The façades of these courtyards are a mixture, both of colors, lights, and shapes, with mural paintings, mythological scenes, and floral motifs, which extend to the ceiling and sidewalls of the main staircase. For example, the entrance hall is wide and resembles an underwater cave, thanks to the light effects on the murals. And the wrought iron doors resemble cobwebs!
Included in the ticket to Casa Milà in Barcelona is a visit to an apartment located on the fourth floor, which belonged to a bourgeois family from the early 20th century. The interior decoration dates back to the original environment, displaying furniture and household items from that time.

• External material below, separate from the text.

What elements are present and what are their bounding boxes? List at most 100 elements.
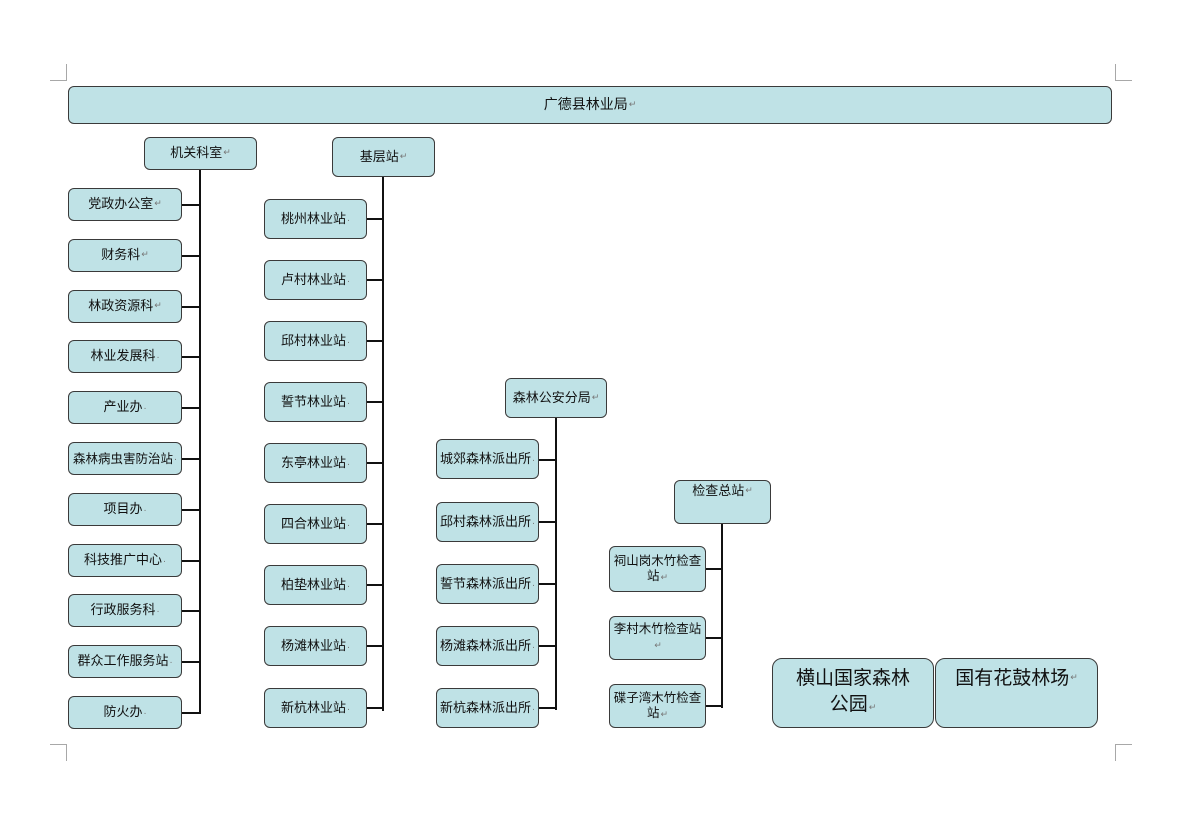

On this floor, you can walk around and/or admire numerous bedrooms (including the children’s bedroom, the maid’s bedroom, and the couple’s bedroom), halls (such as the dining room and living room), two bathrooms, the kitchen, the office, and service and storage areas. Even more interesting to note are the many ornamental elements designed by Gaudí himself: knobs, drawer handles, magic eyes, door trims, etc.

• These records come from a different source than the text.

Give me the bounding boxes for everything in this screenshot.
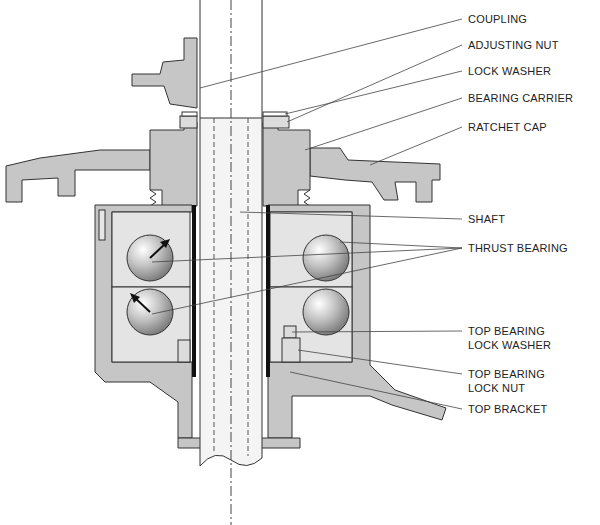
part-label: THRUST BEARING bbox=[468, 241, 568, 255]
leader-line bbox=[285, 71, 462, 114]
leader-line bbox=[305, 98, 462, 150]
adjusting-nut bbox=[263, 116, 289, 128]
bearing-carrier bbox=[150, 122, 197, 206]
lock-nut bbox=[178, 340, 190, 362]
leader-line bbox=[152, 248, 462, 314]
part-label: SHAFT bbox=[468, 212, 505, 226]
sleeve bbox=[266, 205, 270, 377]
part-label: ADJUSTING NUT bbox=[468, 38, 559, 52]
leader-line bbox=[340, 242, 462, 248]
bearing-carrier bbox=[263, 122, 310, 206]
part-label: COUPLING bbox=[468, 12, 527, 26]
top-bracket bbox=[268, 205, 446, 438]
bearing-race bbox=[270, 212, 352, 287]
part-label: TOP BEARING LOCK WASHER bbox=[468, 324, 560, 352]
lock-washer bbox=[263, 112, 287, 116]
part-label: LOCK WASHER bbox=[468, 64, 551, 78]
bearing-ball bbox=[127, 235, 173, 281]
leader-line bbox=[200, 19, 462, 88]
lock-washer bbox=[182, 112, 197, 116]
leader-line bbox=[287, 45, 462, 122]
shaft-edge bbox=[262, 0, 263, 118]
leader-line bbox=[292, 331, 462, 332]
load-arrow bbox=[130, 293, 140, 303]
bearing-race bbox=[112, 212, 190, 287]
part-label: RATCHET CAP bbox=[468, 120, 547, 134]
leader-line bbox=[370, 127, 462, 165]
center-line bbox=[231, 0, 232, 525]
coupling bbox=[132, 38, 197, 108]
ratchet-cap bbox=[6, 150, 150, 202]
part-label: TOP BRACKET bbox=[468, 402, 547, 416]
bearing-race bbox=[112, 287, 190, 362]
lock-nut bbox=[282, 338, 300, 362]
bearing-ball bbox=[127, 289, 173, 335]
leader-line bbox=[290, 372, 462, 409]
bearing-race bbox=[270, 287, 352, 362]
shaft-edge bbox=[200, 0, 201, 118]
hidden-line bbox=[214, 118, 215, 454]
leader-line bbox=[152, 248, 462, 262]
sleeve bbox=[192, 205, 196, 377]
retaining-pin bbox=[99, 210, 105, 240]
leader-line bbox=[240, 212, 462, 219]
leader-lines bbox=[152, 19, 462, 409]
leader-line bbox=[298, 350, 462, 374]
part-label: BEARING CARRIER bbox=[468, 91, 573, 105]
top-bracket bbox=[95, 205, 192, 438]
adjusting-nut bbox=[180, 116, 197, 128]
ratchet-cap bbox=[310, 148, 440, 202]
load-arrow bbox=[160, 239, 170, 248]
hidden-line bbox=[248, 118, 249, 456]
bearing-ball bbox=[303, 289, 349, 335]
part-label: TOP BEARING LOCK NUT bbox=[468, 367, 560, 395]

The wavy plaster ceilings, along with the windows and doors very wood worked are other details that you won’t want to miss! Especially the hydraulic floor with hexagonal mosaics – that had been designed primarily for Casa Batlló and that was recreated to cover the Passeig de Gràcia sidewalk.

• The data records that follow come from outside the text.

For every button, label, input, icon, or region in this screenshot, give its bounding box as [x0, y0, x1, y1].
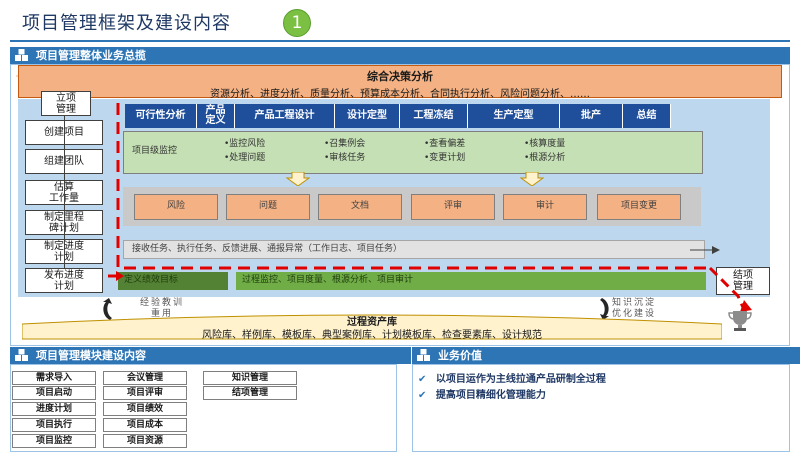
control-item: 问题 — [226, 194, 310, 220]
cubes-icon — [15, 349, 28, 361]
control-item: 文档 — [318, 194, 402, 220]
module-item: 需求导入 — [12, 371, 96, 385]
value-item-text: 以项目运作为主线拉通产品研制全过程 — [435, 374, 606, 385]
modules-header: 项目管理模块建设内容 — [10, 347, 411, 364]
library-shape — [22, 314, 722, 340]
module-item: 项目启动 — [12, 386, 96, 400]
monitor-item: •监控风险 — [224, 139, 266, 149]
control-item: 项目变更 — [597, 194, 681, 220]
page-title: 项目管理框架及建设内容 — [22, 13, 231, 34]
module-item: 知识管理 — [203, 371, 297, 385]
monitor-label: 项目级监控 — [132, 146, 178, 156]
process-monitor-bar: 过程监控、项目度量、根源分析、项目审计 — [236, 272, 706, 290]
value-item: ✔ 提高项目精细化管理能力 — [418, 386, 546, 401]
phase-label: 工程冻结 — [400, 104, 468, 128]
monitor-item: •变更计划 — [424, 153, 466, 163]
process-step: 立项 管理 — [41, 91, 91, 116]
phase-label: 产品工程设计 — [235, 104, 335, 128]
overview-header: 项目管理整体业务总揽 — [10, 47, 790, 64]
project-monitor-box: 项目级监控 •监控风险 •召集例会 •查看偏差 •核算度量 •处理问题 •审核任… — [123, 131, 703, 174]
curved-up-arrow-icon — [103, 298, 112, 320]
task-feedback-bar: 接收任务、执行任务、反馈进展、通报异常（工作日志、项目任务） — [123, 240, 705, 259]
monitor-item: •核算度量 — [524, 139, 566, 149]
modules-heading: 项目管理模块建设内容 — [36, 349, 146, 362]
check-icon: ✔ — [418, 390, 427, 401]
module-item: 项目监控 — [12, 434, 96, 448]
phase-label: 总结 — [623, 104, 671, 128]
down-arrow-icon — [520, 172, 544, 186]
curved-down-arrow-icon — [600, 298, 609, 320]
monitor-item: •处理问题 — [224, 153, 266, 163]
phase-label: 批产 — [560, 104, 623, 128]
step-connector — [64, 116, 65, 268]
trophy-icon — [728, 311, 752, 331]
module-item: 项目成本 — [103, 418, 187, 432]
title-underline — [10, 40, 790, 42]
value-item: ✔ 以项目运作为主线拉通产品研制全过程 — [418, 370, 606, 385]
title-number-badge: 1 — [283, 9, 311, 37]
process-step: 发布进度 计划 — [25, 268, 103, 293]
phase-label: 产品 定义 — [197, 104, 235, 128]
check-icon: ✔ — [418, 374, 427, 385]
module-item: 项目评审 — [103, 386, 187, 400]
library-title: 过程资产库 — [347, 317, 397, 328]
monitor-item: •根源分析 — [524, 153, 566, 163]
module-item: 项目绩效 — [103, 402, 187, 416]
monitor-item: •召集例会 — [324, 139, 366, 149]
phase-label: 设计定型 — [335, 104, 400, 128]
decision-title: 综合决策分析 — [367, 70, 433, 83]
module-item: 项目执行 — [12, 418, 96, 432]
value-item-text: 提高项目精细化管理能力 — [435, 390, 546, 401]
value-heading: 业务价值 — [438, 349, 482, 362]
phase-label: 生产定型 — [468, 104, 560, 128]
knowledge-label: 知识沉淀 优化建设 — [612, 298, 657, 319]
value-header: 业务价值 — [412, 347, 800, 364]
module-item: 会议管理 — [103, 371, 187, 385]
library-items: 风险库、样例库、模板库、典型案例库、计划模板库、检查要素库、设计规范 — [202, 330, 542, 341]
kpi-define-bar: 定义绩效目标 — [118, 272, 228, 290]
cubes-icon — [15, 49, 28, 61]
phase-label: 可行性分析 — [125, 104, 197, 128]
close-project-step: 结项 管理 — [716, 267, 770, 295]
decision-analysis-bar: 综合决策分析 资源分析、进度分析、质量分析、预算成本分析、合同执行分析、风险问题… — [18, 65, 782, 100]
module-item: 结项管理 — [203, 386, 297, 400]
decision-subtitle: 资源分析、进度分析、质量分析、预算成本分析、合同执行分析、风险问题分析、…… — [210, 89, 590, 100]
module-item: 项目资源 — [103, 434, 187, 448]
control-item: 风险 — [134, 194, 218, 220]
control-item: 审计 — [503, 194, 587, 220]
down-arrow-icon — [286, 172, 310, 186]
overview-heading: 项目管理整体业务总揽 — [36, 49, 146, 62]
monitor-item: •审核任务 — [324, 153, 366, 163]
cubes-icon — [417, 349, 430, 361]
lessons-reuse-label: 经验教训 重用 — [140, 298, 185, 319]
module-item: 进度计划 — [12, 402, 96, 416]
control-item: 评审 — [411, 194, 495, 220]
monitor-item: •查看偏差 — [424, 139, 466, 149]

WARNING: The noble floor of Casa Milà in Barcelona – that is, the apartment where Pere Milà and Roser Segimón lived – is only open to the public for temporary exhibitions. By chance, I got to see it on my first visit to Casa Milà in Barcelona (in 2016), but it was closed on my second visit (in 2021)!
When the former bank Caixa Catalunya bought Casa Milà in Barcelona in the year 1986, it decided to restore it and install an exhibition space in the building’s attic. Therefore, the only permanent exhibition dedicated to the life and work of Antoni Gaudí appears, with models, plans, drawings, photographs, and videos.
It’s called Espai Gaudí and here it stands out, above all, a set of 270 parabolic (or catenary) arches of tabulated brick with different heights. The same type of arches can be seen in other works by Antoni Gaudí, such as the Casa Batlló or the unfinished Church of Colònia Güell.
Last but not least, as happens with its neighbor Casa Batlló (at number 43 of Passeig de Gràcia), Casa Milà‘s roof terrace (in Catalan, Azotea) is the most unusual and indescribable part of the entire building. This rooftop was a one-of-a-kind innovation of its time, due to its sinuous and fanciful shapes, imitating the main façade. And several elements punctuate the roof, such as “badalots” (i.e., stair exits), chimneys, and fans!
It’s incredible to admire the dedication that Gaudí put to each one, incorporating trencadís of ceramics, glass, marble, or stone, with the help of Jujol. In fact, this own decorative technique in the form of a mosaic that comes from the Catalan “trencat” (in English, “broken”) was widely used by both in their conceptions.